I created a method similar to this one for curve extrapolation based on sample curves. I took the second derivative of each point on the training data, added it's contributions to a vector field.
To extrapolate, you can take 'position' and 'velocity' of live data and integrate over the vector field to produce an extrapolation. I enjoyed the project and it worked fairly well. I think there's plenty of room for extension around this method.
Weren't going to work so I switched to the style in the font:
╱│
∠--┼
│
And it really liked to give 7, 6, or 2 if I went in the left,upRight,down pattern.
I think I found out the trick though: if you make a sharp 4 like the font you get random results but if you just make smooth loop of it (almost looks like a tilted roller coaster) it gets it every time.

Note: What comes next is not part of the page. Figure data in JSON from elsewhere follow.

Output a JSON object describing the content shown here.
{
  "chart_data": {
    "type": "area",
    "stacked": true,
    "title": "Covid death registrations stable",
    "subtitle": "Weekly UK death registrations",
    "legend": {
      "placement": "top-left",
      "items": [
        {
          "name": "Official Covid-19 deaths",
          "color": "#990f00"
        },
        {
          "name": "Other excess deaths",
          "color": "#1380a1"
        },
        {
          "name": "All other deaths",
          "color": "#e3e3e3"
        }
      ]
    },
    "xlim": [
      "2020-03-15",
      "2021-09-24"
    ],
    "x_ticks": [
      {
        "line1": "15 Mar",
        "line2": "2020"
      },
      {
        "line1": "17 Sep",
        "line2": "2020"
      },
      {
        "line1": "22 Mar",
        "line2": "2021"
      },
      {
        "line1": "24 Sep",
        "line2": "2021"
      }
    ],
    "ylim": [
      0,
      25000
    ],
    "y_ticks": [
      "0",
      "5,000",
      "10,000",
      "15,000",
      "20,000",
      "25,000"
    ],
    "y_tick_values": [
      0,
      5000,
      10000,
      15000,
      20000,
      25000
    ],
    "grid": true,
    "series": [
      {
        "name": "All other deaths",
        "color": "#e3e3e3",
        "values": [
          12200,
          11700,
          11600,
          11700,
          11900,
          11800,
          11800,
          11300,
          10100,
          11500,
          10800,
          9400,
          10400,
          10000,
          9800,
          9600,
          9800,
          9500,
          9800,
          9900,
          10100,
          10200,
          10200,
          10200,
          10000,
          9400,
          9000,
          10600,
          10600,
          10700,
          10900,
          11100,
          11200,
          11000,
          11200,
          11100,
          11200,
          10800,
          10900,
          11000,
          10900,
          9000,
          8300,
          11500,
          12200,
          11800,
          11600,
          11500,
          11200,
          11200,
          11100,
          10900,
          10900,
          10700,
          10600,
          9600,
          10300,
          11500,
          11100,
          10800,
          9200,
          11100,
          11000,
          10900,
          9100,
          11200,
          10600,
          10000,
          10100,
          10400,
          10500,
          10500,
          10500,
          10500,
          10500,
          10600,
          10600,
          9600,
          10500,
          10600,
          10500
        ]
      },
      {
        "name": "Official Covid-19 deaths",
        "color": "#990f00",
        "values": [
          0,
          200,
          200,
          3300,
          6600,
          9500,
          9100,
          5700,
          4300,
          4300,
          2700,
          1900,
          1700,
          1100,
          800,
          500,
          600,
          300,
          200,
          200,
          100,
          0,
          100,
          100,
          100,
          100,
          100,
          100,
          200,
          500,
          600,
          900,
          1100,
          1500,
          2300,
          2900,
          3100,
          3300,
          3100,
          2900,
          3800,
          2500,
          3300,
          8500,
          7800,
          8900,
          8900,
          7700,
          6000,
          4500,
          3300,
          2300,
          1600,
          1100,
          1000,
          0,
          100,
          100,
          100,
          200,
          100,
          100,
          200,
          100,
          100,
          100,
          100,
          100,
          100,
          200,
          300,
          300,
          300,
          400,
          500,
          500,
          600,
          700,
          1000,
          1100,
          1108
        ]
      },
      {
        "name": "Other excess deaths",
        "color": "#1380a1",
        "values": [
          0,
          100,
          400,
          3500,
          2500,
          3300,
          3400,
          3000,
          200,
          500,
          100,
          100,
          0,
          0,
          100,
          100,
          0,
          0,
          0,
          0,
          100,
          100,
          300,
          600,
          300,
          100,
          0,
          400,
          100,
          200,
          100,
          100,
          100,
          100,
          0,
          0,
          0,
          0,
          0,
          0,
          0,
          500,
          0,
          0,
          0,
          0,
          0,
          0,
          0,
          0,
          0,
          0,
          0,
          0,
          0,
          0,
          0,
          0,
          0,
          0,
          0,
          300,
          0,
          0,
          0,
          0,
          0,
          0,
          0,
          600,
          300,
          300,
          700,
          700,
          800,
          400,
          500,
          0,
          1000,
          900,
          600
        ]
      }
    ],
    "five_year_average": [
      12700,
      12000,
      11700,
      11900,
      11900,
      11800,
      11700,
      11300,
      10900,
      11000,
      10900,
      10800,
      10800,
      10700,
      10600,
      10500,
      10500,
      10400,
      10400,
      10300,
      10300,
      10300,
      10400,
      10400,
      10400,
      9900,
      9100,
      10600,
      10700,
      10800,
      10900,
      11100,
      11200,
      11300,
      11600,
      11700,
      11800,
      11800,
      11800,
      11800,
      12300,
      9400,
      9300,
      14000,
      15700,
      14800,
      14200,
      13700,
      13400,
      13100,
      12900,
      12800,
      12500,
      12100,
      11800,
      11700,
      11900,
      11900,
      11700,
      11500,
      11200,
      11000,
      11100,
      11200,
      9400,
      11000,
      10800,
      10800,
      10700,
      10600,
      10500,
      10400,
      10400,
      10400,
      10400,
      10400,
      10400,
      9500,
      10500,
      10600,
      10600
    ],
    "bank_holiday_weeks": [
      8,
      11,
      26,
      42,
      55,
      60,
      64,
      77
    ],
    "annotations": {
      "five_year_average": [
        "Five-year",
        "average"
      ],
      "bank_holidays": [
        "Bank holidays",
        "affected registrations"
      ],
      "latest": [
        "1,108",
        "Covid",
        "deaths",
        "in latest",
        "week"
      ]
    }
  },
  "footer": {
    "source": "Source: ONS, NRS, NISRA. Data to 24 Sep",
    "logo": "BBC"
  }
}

Even went I deleted the preset glyph patterns and spent 5 minutes re-training it for 1-9 my training pattern for '4' still didn't work. I tried drawing it 2 different ways. It's neat that you can train it so quickly with the hold-shift feature though.
It appears to be a dot product of a vector field and the curve vector (i.e. a line integral).
I think this approach can't handle certain cases where a path is retraced in opposite directions, like with the handwritten letter 't' or 'i'. Perhaps curvature integrals could be added as well to improve it.
I don't think so.
I draw my 9s by drawing the circle, and then the line down.
Looks like you go the other way. This is all about direction and gesture as opposed to OCR.
https://assets.opentoken.com/sha256/N1ShZ7kcVmH_-auZEGaGOS_b...
Ah nevermind, it's matching the curve against template fields so it makes sense that it would show the best match even when the match is poor.